Objectives To establish a score system derived from clinical, echocardiographic and electrocardiographic factors and evaluate its clinical value for cardiac resynchronisation therapy (CRT) patient selection.
Methods A total of 90 patients receiving CRT (60.8 ± 12.9 years) were enrolled. All patients underwent standard EKG and echocardiography evaluation before implantation and during follow-up. The parameters measured by EKG were: duration of QRS, morphology of QRS. Left ventricular end-systolic and end-diastolic dimensions (LVESD, LVEDD), end-systolic and end-diastolic volumes (LVESV, LVEDV), left ventricular ejection fraction (LVEF), interventricular mechanical delay (IVMD), tricuspid annular plane systolic excursion (TAPSE), degree of mitral and tricuspid regurgitation and pulmonary artery pressure (PAH) were calculated by echocardiography. Global longitudinal (LS), circumferential (CS) and radial strain (RS) values were analysed based on speckle tracking imaging. We measured standard deviation of time to reach minimum regional volume of 16 segments (systolic dyssynchrony index, SDI) related to the heart cycle from real-time three-dimensional echocardiography. A patient selection score system was generated by the clinical, echocardiographic and electrocardiographic parameters achieving a significance level by univariate and multivariate regression model. The Wald test was used to evaluate te weight of the variables to predict CRT response. A positive response to CRT was a LVESV decrease of ≥15% and not reaching primary clinical endpoint (death or rehospitalisation for heart failure) at the end of follow-up.

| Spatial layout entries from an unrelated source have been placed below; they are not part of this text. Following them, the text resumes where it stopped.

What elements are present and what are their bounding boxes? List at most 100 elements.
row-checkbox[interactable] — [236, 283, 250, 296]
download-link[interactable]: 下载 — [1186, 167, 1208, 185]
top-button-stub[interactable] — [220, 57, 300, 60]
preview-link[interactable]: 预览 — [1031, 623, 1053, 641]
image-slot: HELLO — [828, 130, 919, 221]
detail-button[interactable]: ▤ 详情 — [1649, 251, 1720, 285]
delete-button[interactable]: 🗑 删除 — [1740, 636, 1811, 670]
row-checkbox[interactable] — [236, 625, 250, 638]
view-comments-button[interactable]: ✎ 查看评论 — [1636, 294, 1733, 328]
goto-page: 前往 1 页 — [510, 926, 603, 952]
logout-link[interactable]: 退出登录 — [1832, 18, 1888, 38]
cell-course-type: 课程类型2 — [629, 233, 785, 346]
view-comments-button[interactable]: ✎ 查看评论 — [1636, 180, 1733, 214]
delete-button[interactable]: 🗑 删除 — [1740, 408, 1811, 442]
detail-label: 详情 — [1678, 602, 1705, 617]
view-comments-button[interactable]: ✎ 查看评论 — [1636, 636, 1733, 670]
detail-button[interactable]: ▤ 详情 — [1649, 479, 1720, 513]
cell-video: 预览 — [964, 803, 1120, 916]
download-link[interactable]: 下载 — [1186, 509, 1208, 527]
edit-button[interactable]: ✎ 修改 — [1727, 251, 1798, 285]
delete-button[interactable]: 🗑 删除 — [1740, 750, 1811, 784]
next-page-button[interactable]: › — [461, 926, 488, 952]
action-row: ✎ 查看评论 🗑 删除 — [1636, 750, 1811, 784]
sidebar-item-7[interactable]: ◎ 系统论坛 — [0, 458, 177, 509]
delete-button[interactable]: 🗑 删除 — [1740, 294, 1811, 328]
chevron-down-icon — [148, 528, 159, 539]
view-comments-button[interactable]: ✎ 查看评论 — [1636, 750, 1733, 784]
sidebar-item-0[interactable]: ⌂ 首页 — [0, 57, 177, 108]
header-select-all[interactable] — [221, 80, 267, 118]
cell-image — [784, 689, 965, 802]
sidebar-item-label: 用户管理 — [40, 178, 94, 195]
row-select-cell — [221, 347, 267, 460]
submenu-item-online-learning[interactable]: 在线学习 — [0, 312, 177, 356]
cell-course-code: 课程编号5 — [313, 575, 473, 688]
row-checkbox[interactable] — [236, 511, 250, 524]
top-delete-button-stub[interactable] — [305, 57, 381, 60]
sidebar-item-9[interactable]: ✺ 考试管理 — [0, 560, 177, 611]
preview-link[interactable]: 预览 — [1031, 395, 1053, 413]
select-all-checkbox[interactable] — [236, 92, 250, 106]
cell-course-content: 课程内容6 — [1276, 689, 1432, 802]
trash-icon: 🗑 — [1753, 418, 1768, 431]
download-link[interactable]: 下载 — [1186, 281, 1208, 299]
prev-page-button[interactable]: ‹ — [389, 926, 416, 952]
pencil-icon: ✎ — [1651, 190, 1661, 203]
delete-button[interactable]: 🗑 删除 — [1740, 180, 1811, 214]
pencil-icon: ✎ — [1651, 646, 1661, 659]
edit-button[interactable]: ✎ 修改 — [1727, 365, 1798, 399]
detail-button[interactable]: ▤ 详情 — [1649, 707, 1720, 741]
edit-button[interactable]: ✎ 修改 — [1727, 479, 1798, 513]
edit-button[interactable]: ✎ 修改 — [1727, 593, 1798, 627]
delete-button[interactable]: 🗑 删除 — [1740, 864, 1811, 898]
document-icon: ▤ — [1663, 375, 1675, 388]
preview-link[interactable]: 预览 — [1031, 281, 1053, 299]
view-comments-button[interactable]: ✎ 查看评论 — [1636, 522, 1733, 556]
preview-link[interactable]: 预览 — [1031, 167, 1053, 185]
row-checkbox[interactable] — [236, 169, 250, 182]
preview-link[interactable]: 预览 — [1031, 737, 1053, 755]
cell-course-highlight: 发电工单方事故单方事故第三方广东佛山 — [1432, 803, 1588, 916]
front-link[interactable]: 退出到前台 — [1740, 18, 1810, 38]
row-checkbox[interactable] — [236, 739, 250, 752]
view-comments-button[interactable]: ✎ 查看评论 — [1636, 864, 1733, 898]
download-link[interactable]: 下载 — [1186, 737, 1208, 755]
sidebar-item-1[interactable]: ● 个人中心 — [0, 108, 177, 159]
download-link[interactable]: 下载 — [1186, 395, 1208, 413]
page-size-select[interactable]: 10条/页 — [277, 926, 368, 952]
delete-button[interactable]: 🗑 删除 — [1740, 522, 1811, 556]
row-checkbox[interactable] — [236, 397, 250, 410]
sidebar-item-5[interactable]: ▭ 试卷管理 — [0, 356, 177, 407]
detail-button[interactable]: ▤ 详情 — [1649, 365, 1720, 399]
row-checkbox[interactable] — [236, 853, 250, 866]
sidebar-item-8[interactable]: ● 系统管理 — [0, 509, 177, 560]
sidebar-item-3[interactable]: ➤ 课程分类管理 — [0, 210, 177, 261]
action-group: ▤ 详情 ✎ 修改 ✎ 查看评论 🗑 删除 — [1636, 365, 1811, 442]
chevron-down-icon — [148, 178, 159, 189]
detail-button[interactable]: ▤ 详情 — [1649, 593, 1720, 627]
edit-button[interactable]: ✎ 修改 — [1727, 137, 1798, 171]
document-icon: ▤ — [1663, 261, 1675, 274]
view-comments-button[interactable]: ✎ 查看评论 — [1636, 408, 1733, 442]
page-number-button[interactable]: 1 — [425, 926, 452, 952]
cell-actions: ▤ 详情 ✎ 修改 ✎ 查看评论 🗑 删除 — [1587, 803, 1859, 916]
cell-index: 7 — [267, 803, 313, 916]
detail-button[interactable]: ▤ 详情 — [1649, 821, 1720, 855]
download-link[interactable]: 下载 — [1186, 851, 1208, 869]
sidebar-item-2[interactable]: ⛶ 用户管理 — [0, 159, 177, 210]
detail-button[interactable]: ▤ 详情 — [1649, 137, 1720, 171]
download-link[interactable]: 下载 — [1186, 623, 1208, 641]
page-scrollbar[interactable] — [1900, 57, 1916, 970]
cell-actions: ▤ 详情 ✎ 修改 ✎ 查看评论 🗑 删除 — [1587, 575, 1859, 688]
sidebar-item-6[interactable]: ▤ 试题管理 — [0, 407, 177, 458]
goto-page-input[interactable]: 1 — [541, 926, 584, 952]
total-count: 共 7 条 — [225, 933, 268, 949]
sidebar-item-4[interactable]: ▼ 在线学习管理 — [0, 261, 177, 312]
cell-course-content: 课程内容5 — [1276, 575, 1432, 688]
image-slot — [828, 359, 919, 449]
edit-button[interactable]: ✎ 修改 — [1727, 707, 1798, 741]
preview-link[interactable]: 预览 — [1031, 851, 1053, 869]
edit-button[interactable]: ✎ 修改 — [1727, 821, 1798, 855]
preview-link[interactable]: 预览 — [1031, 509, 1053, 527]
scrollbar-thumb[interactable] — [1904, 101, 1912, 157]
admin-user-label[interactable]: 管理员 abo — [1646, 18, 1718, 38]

Results Thirty-seven patients were CRT non-responders (41.11%) and 53 were responder (58.89%). A 4-point score system was generated based on TAPSE ≥ 14.8mm, SDI ≥ 12.62%, LS ≤ -7.22% and QRSd ≥ 171 ms. The sensitivity and specificity for prediction a positive response to CRT at a score ≥3 were 0.792 and 0.946, respectively (AUC: 0.945, 95% CI: 0.902-0.988, p < 0.001)
Conclusions A patient selection score system based on the integration of TAPSE, SDI, LS and QRSd can help to predict positive response to CRT effectively and reliably.